5. Bagi istri/wanita karier dalam mendidik anak-anak yang diperlukan adalah meningkatkan kualitas pertemuan dengan mereka untuk menanamkan nilai-nilai agama, moral, sosial, baik secara langsung ataupun tidak langsung (melalui telepon atau yang lainnya), sehingga anak tetap merasa dalam perhatian dan pengawasan ibunya meskipun tidak ditunggui.
6. Luangkan waktu untuk berkumpul dengan keluarga dalam keadaan santai baik di rumah atau rekreasi di tempat wisata sehingga tetap terjalin hubungan baik dan saling merasa dapat perhatian.

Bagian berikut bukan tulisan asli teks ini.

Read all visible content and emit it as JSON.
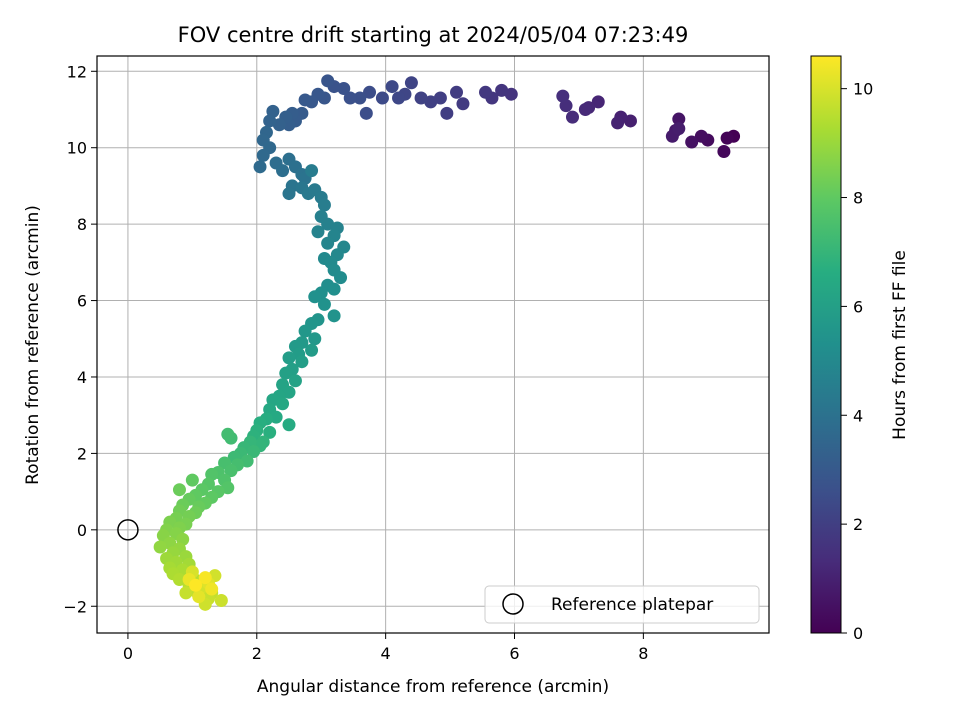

Kemudian mengenai hasil kerja istri ini milik siapa? Menurut DR. Syaichul Hadi Permono adalah milik istri kalau toh itu untuk nafkah keluarga maka itu merupakan shodaqoh dari istri.
Akan tetapi, menurut undang-undang perkawinan No. 1 tahun 1974 Bab VII pasal 35 ayat 1 bahwa harta benda diperoleh selama perkawinan menjadi harta bersama. Dua pernyataan tersebut nampaknya bertentangan, namun pada hakikatnya adalah senada. Pendapat pertama menekankan sifat yang amat terpuji bagi istri yang ikhlas untuk membantu kebutuhan suami padahal itu tidak wajib baginya. Kalau toh hasil kerjanya itu ada yang dipakai istri sendiri (untuk membeli baju, makanan, menyumbang orang tua dan lain-lain) pada hakikatnya kebutuhan istri adalah kebutuhan suami juga, maksudnya itu sebenarnya kebutuhan suami untuk memenuhinya.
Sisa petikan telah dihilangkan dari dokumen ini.